On his own recordings, Patchen recites his work in a gruff monotone; Elling, on the other hand, inhabits these poems as an actor would a role. On “Showtime,” he welcomes listeners with the bold enunciation of a television emcee; he lurches through “Opening the Window” with an intoxicated stagger; and he recounts the menacing absurdities of the surreal “Job” with dueling voices: his own and a blue-collar Chicago accent, transforming the piece into a duet of narrator and character.

Surprisingly, Hollenbeck discovered that engineer Andy Taub was also a Patchen fanatic, with his own collection of the poet’s works. It was his idea to alternate Elling’s two readings. “He was really into the material and was blown away by the way Kurt was reading the poems,” Hollenbeck recalls. “More than your average engineer, he was really involved in the creative process.”

Vocalist Theo Bleckmann, probably Hollenbeck’s most frequent collaborator, was also enlisted to lend a dreamier, more song-like atmosphere to several of the poems. “Theo has a very gentle, open, vulnerable approach,” Hollenbeck says. He uses that voice to stunning effect on “The Snow Is Deep On the Ground,” which conjures the image of swirling snow and the crystalline hush of a fresh snowfall on a still morning.

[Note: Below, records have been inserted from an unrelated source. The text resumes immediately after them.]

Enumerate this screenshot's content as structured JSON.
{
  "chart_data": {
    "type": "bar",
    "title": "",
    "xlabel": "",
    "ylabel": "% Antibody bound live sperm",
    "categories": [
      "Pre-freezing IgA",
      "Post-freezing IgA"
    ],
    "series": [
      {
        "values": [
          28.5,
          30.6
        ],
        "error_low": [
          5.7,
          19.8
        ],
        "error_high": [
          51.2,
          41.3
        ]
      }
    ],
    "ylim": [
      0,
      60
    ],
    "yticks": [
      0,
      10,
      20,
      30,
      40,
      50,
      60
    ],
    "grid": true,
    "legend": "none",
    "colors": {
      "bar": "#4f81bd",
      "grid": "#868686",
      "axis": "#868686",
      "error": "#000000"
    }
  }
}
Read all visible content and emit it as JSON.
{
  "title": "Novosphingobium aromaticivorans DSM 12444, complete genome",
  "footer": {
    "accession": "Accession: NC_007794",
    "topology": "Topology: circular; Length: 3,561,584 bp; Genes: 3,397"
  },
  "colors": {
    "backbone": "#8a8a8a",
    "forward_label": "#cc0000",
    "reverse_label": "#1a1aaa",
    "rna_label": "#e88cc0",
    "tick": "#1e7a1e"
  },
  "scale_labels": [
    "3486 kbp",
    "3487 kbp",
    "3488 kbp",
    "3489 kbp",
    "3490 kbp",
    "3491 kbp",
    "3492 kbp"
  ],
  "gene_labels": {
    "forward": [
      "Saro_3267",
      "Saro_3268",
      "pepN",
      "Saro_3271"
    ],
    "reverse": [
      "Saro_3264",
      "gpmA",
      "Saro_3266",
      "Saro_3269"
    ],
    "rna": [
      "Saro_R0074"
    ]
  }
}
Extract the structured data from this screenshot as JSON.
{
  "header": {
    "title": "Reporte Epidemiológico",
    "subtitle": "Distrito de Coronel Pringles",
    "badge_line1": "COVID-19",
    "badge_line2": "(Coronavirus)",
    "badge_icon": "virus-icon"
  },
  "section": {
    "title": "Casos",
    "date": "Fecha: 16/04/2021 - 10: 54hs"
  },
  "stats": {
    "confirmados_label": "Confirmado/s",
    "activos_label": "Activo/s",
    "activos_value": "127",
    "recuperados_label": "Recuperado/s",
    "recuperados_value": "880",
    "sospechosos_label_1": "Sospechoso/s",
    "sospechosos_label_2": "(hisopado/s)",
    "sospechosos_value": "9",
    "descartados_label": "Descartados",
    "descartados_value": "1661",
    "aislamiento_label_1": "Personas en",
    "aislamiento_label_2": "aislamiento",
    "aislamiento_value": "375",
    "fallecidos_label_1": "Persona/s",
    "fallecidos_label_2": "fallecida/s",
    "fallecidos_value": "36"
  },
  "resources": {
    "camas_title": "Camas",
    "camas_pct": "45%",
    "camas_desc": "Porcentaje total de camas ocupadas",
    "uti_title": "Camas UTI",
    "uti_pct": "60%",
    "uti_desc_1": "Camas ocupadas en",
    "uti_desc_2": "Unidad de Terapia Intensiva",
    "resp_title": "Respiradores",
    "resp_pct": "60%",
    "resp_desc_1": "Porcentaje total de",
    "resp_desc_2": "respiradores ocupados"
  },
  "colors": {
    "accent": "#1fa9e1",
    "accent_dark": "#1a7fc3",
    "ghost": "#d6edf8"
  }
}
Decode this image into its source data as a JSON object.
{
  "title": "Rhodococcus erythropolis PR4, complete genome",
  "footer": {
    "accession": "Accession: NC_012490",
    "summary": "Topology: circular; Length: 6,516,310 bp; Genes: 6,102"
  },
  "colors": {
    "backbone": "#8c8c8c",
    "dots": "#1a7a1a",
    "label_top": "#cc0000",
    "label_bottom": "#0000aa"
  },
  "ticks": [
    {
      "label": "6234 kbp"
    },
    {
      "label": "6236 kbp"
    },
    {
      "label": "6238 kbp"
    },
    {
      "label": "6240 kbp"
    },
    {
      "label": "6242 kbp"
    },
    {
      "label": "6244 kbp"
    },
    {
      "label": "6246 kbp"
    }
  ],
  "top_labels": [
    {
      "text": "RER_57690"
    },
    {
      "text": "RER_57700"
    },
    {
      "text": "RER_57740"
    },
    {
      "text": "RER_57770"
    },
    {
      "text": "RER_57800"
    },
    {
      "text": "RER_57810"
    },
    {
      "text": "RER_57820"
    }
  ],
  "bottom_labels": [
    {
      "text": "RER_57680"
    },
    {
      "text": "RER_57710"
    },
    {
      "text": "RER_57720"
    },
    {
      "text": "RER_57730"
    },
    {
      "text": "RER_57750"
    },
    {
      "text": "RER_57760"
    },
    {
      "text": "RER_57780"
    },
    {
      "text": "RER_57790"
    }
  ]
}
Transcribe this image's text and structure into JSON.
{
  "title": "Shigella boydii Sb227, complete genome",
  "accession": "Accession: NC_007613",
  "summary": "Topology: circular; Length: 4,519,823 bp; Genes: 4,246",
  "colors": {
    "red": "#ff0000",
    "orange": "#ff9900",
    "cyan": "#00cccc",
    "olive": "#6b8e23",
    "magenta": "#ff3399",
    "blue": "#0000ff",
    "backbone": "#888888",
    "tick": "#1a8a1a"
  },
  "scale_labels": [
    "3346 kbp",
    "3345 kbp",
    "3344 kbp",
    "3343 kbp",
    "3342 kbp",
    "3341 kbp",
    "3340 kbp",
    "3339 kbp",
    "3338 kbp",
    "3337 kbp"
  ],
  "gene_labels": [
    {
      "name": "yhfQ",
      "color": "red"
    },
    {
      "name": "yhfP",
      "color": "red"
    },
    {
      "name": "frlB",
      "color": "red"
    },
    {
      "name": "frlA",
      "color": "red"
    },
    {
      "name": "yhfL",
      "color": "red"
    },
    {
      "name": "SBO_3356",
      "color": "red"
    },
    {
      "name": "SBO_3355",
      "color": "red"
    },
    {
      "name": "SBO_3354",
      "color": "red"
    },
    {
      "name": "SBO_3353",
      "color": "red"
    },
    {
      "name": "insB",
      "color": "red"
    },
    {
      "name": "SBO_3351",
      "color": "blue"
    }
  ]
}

Two of the session’s three instrumental tracks were commissioned by the Edinburgh Jazz and Blues Festival and inspired by the Scottish island of Islay, renowned for its wintering geese. “Mates For Life” unfolds with a rich narrative progression, while “Flock” lives up to its name with a frenzy of percussive fluttering.

As on their previous CD, Royal Toast, the Claudia Quintet is again supplemented by a +1, in this case Philadelphia-based pianist Matt Mitchell, a member of saxophonist Tim Berne’s Adobe Probe who has collaborated with the likes of Ravi Coltrane, Ralph Alessi, Mark Helias, Ari Hoenig and Josh Roseman. His virtuosity and spontaneity make him a perfect fit with the long-running core group – Hollenbeck on drums, Drew Gress (Tim Berne, Ravi Coltrane, Fred Hersch) on bass, Matt Moran (Slavic Soul Party, Mat Maneri, Ellery Eskelin) on vibraphone, Ted Reichman (Anthony Braxton, Marc Ribot, Paul Simon) on accordion, and Chris Speed (Bloodcount, Yeah No, Human Feel) on clarinet and tenor sax.